Dentro desta interpretação, é conveniente distinguir a formulação "clássica" — resumível nas teses elaboradas pela Terceira Internacional comunista a partir de meados dos anos 30 — dos seus ulteriores desenvolvimentos, que reassumem temas e idéias já presentes no debate iniciado pelos componentes do marxismo europeu desde a tomada do poder pelo Fascismo na Itália, reelaborando-os em função de uma análise menos esquemática das relações entre estrutura e supra-estrutura, entre esfera econômica e esfera política.
Na primeira formulação, as origens do Fascismo como fenômeno internacional são relacionadas com a crise histórica do capitalismo em seu estádio final, o do imperialismo, e com a necessidade que a burguesia tem, em face do agravamento das crises econômicas e da exacerbação do conflito de classes, de manter o seu domínio, intensificando a exploração das classes subalternas e, em primeiro lugar, da classe operária. O imperialismo envolve a tendência a transformar em sentido reacionário as instituições da burguesia, e o Fascismo é a expressão mais coerente dessa tendência. Ele constitui uma das formas do Estado capitalista, precisamente a caracterizada pela ditadura aberta da burguesia, exercida já sem a mediação das instituições da democracia parlamentar. A Itália e a Alemanha, como elos mais fracos da cadeia imperialista, foram as primeiras a experimentar esta forma de dominação, mas essa mesma ameaça impende sobre os demais Estados capitalistas.
São dois os elementos centrais deste tipo de análise: a concepção instrumental dos partidos e dos regimes fascistas, considerados como expressão direta dos interesses do grande capital, e a sua função essencialmente contra-revolucionária no duplo sentido de ataque frontal contra as organizações do proletariado e de esforço por frear o curso do desenvolvimento histórico. Em conseqüência, é dado pouco relevo ao fato, qualitativamente novo em relação às formas precedentes de reação, de que a fascista operasse mediante um partido de massa de base predominantemente pequeno-burguesa, embora comunistas italianos e alemães, como P. Togliatti ou Clara Zetkui, já houvessem chamado a atenção para isso. Além disso, eram ategoricamente rejeitadas, sob pretexto de ignorarem a definição do Fascismo como ditadura da burguesia, as análises que em vários setores do movimento operário vinham sendo feitas do Fascismo como forma de "bonapartismo", isto é, como regime caracterizado pela cessão temporária do poder político a uma terceira torça e por uma relativa autonomia do executivo em relação às classes dominantes, tornadas possíveis graças a uma situação de equilíbrio entre as principais forças de classe em ação.
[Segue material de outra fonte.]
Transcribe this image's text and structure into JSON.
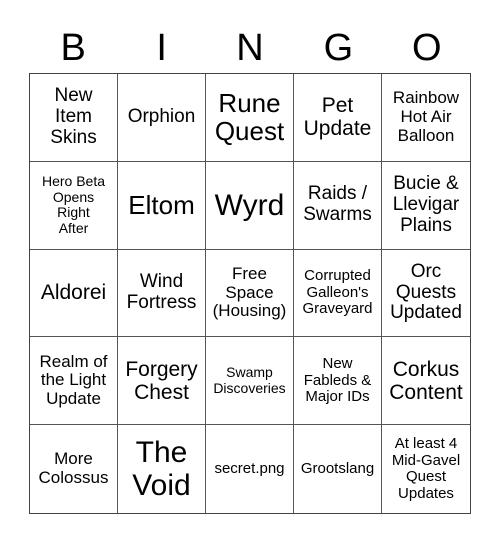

A teoria do Fascismo como ditadura da burguesia constitui ainda hoje a chave interpretativa predominante nos estudos que têm como modelo de referência o marxismo e a sua concepção da mudança histórica. Com o tempo, porém, ela passou por uma certa revisão que tornou mais problemáticos alguns nexos, particularmente os existentes entre burguesia e Fascismo, entre movimentos e regimes fascistas, entre capitalismo, democracia e Fascismo. Esta revisão é o resultado de uma reflexão teórica que teve efeitos importantes em vários sentidos. O primeiro deles foi a atenuação do economicismo presente nas primeiras formulações e o reconhecimento de uma relativa autonomia da esfera política com relação à esfera da economia. Isso trouxe consigo uma mais aprofundada análise das crises de onde emergiram os regimes fascistas; uma articulação mais complexa da relação entre Fascismo e classes sociais; uma consideração mais atenta dos aspectos institucionais dos regimes fascista», da lógica do seu funcionamento, das bases da sua legitimação. Mas não modificou a concepção do Fascismo como forma particular de ditadura da burguesia, embora esta fosse atenuada pelo reconhecimento da autonomia relativa dos Estados fascistas em face do grande capital, no âmbito de uma convergência comum para objetivos imperialistas.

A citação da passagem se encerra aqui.